A cash flow budget is essential to any business and flows on from your annual budget process.
Once you have your annual budget finalised, it’s a really good idea to prepare a cash flow budget. (If you want to brush up on budgeting, check out our blog here).
What does a cash flow budget do?
That old adage that “cash is king” is absolutely true. The goal of a cash flow budget is to give you early warning as to if or when you will run out of cash. It should be a priority for anyone in business.
How does it work?
Typically you would prepare a cash flow budget for a whole year, broken down into months of the year.
1. Bank balance – The first line of your cashflow budget is your bank balance at the start of the month.
2. Cash inflows – Into that we add receipts from your sales. We call this your “cash inflows”.
Bear in mind that not everyone is going to pay you in full each month so a really important metric to consider is your debtor days. Debtor days tell you how long it takes on average between when you bill someone and when you get paid. For instance, if you terms of trade are payment in 30 days and people normally pay in 45 days, an invoice you raise in February might not get paid until April.
Don’t forget to add in accounts receivable (debtors) into the first few months of the year. These are the payments you’ll receive from previous months. For instance, if your cash flow forecast starts in January, bear in mind that some debtors will be paying you in January from invoices raised in November and December.
3. Cash outflows – You should then deduct all the expenses in the business. This is called your “cash outflows”. Don’t forget to factor in tax, especially GST and income tax. The other thing that people often forget is any capital purchases that need to be made during the year.
You’ll need to consider accounts payable for the first few months of the cash flow budget. In January you will pay for expenses incurred in prior months. You might have bills from November to pay.
It seems to go without saying but don’t include any non-cash expenses like depreciation. This is a cash flow budget and is only concerned with cash transactions.
4. Closing bank balance – After you’ve done all of that, you’ll have an estimated closing bank balance at the month’s end.
Cash flow budgeting is an essential discipline to give you an early warning system in your business. It enables you to quickly see if cash is going to be tight and whether you need to chase debtors or ask for more time to pay with your creditors.
Surely there’s a quicker way
Most people pull together a cash flow budget in a spreadsheet. It can be quite time consuming updating the spreadsheet every time something changes. After all, a budget or a cash flow budget is just a plan – reality always intervenes. So if there is an unexpected expense or a debtor doesn’t pay on time, you need to update the spreadsheet.

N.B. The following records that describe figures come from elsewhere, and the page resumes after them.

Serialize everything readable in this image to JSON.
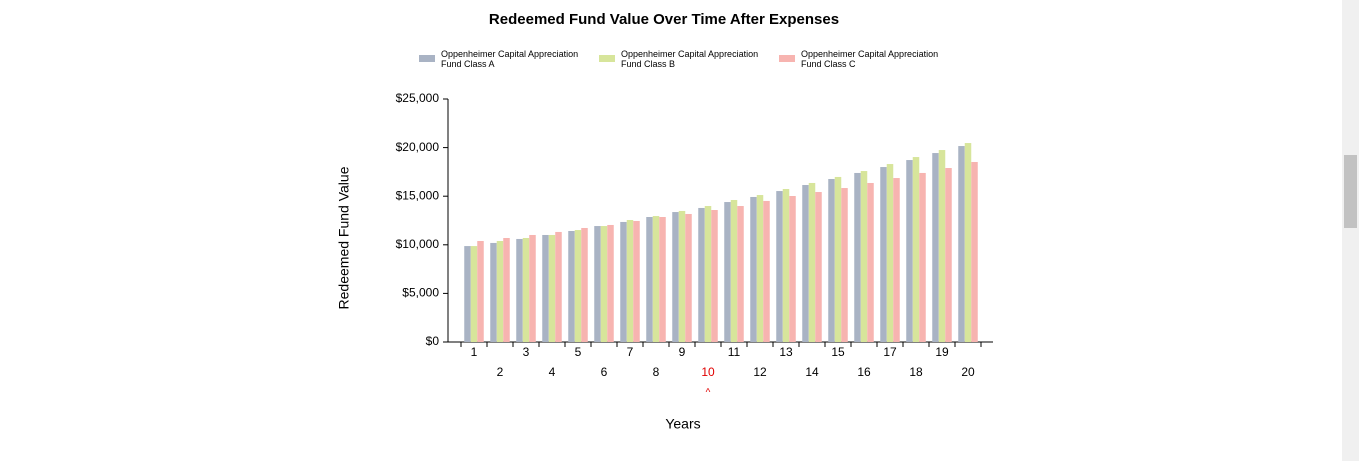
{
  "chart_data": {
    "type": "bar",
    "title": "Redeemed Fund Value Over Time After Expenses",
    "x_label": "Years",
    "y_label": "Redeemed Fund Value",
    "categories": [
      "1",
      "2",
      "3",
      "4",
      "5",
      "6",
      "7",
      "8",
      "9",
      "10",
      "11",
      "12",
      "13",
      "14",
      "15",
      "16",
      "17",
      "18",
      "19",
      "20"
    ],
    "series": [
      {
        "name": "Oppenheimer Capital Appreciation Fund Class A",
        "color": "#a9b3c4",
        "values": [
          9870,
          10190,
          10600,
          11010,
          11420,
          11930,
          12350,
          12860,
          13370,
          13790,
          14400,
          14920,
          15530,
          16150,
          16770,
          17390,
          18000,
          18720,
          19440,
          20160
        ]
      },
      {
        "name": "Oppenheimer Capital Appreciation Fund Class B",
        "color": "#d7e59b",
        "values": [
          9870,
          10390,
          10700,
          11010,
          11520,
          11930,
          12550,
          12960,
          13480,
          13990,
          14610,
          15120,
          15740,
          16360,
          16980,
          17590,
          18310,
          19030,
          19750,
          20470
        ]
      },
      {
        "name": "Oppenheimer Capital Appreciation Fund Class C",
        "color": "#f7b4b0",
        "values": [
          10390,
          10700,
          11010,
          11320,
          11730,
          12040,
          12450,
          12860,
          13170,
          13580,
          13990,
          14510,
          15020,
          15430,
          15840,
          16360,
          16870,
          17390,
          17900,
          18520
        ]
      }
    ],
    "ylim": [
      0,
      25000
    ],
    "yticks": [
      {
        "value": 0,
        "label": "$0"
      },
      {
        "value": 5000,
        "label": "$5,000"
      },
      {
        "value": 10000,
        "label": "$10,000"
      },
      {
        "value": 15000,
        "label": "$15,000"
      },
      {
        "value": 20000,
        "label": "$20,000"
      },
      {
        "value": 25000,
        "label": "$25,000"
      }
    ],
    "grid": false,
    "legend": "top",
    "highlight": {
      "index": 9,
      "marker": "^",
      "color": "#e00000"
    }
  }
}
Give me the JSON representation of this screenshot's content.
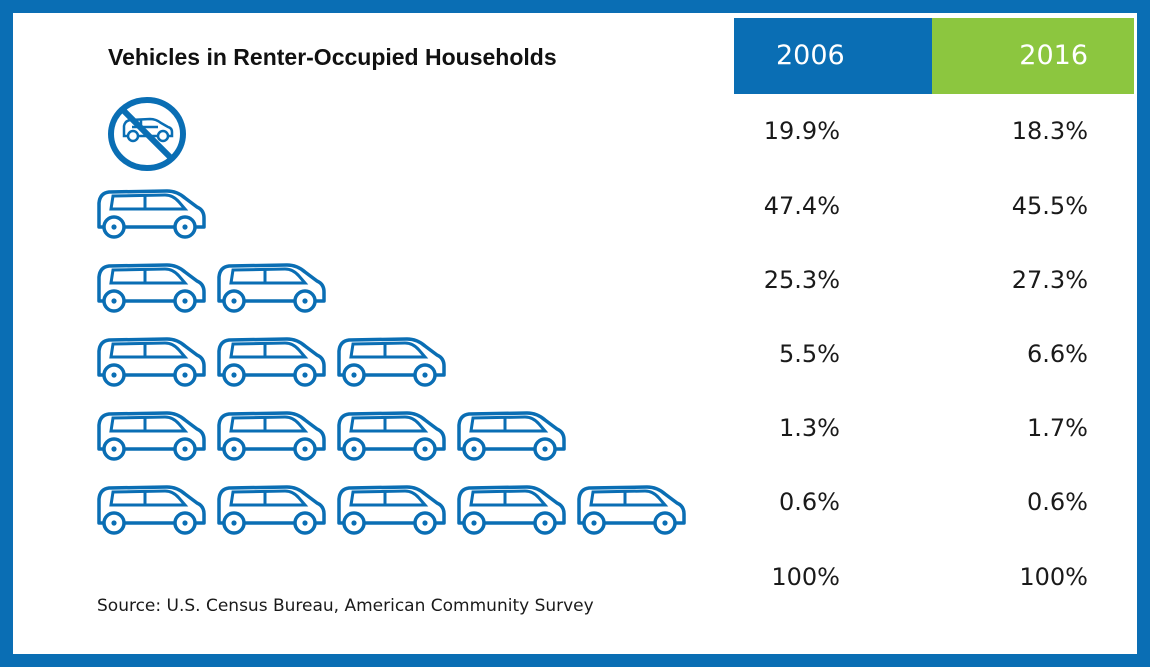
{
  "chart_data": {
    "type": "table",
    "title": "Vehicles in Renter-Occupied Households",
    "columns": [
      "2006",
      "2016"
    ],
    "column_colors": [
      "#0a6eb4",
      "#8cc63f"
    ],
    "rows": [
      {
        "vehicles": 0,
        "icon": "no-car-icon",
        "values": [
          "19.9%",
          "18.3%"
        ]
      },
      {
        "vehicles": 1,
        "icon": "car-icon",
        "values": [
          "47.4%",
          "45.5%"
        ]
      },
      {
        "vehicles": 2,
        "icon": "car-icon",
        "values": [
          "25.3%",
          "27.3%"
        ]
      },
      {
        "vehicles": 3,
        "icon": "car-icon",
        "values": [
          "5.5%",
          "6.6%"
        ]
      },
      {
        "vehicles": 4,
        "icon": "car-icon",
        "values": [
          "1.3%",
          "1.7%"
        ]
      },
      {
        "vehicles": 5,
        "icon": "car-icon",
        "values": [
          "0.6%",
          "0.6%"
        ]
      }
    ],
    "total": [
      "100%",
      "100%"
    ],
    "source": "Source: U.S. Census Bureau, American Community Survey"
  },
  "colors": {
    "frame": "#0a6eb4",
    "icon": "#0a6eb4",
    "header_2006": "#0a6eb4",
    "header_2016": "#8cc63f"
  }
}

No matter how disciplined you are, most cash flow forecasts quickly become out of date. Formulas in spreadsheets can break over time giving you incorrect information.
The other option is to get technology to do all of this for you. Although Xero offers basic budgeting, it doesn’t have a cash flow forecast. For that you need third party software.
Float is a new cash flow application that plugs straight into Xero. You can read more about Float by clicking on the link here.
Cash flow budgets need to be reviewed regularly to be effective. This should take place at least monthly. You need to share the information in the forecast. If you need to bring in more cash, make sure the person collecting debt knows who to chase and for how much. Don’t exceed your budget for payments and seek more preferable terms from your creditors where possible.
A little time spent forecasting can avoid sleepless nights down the track.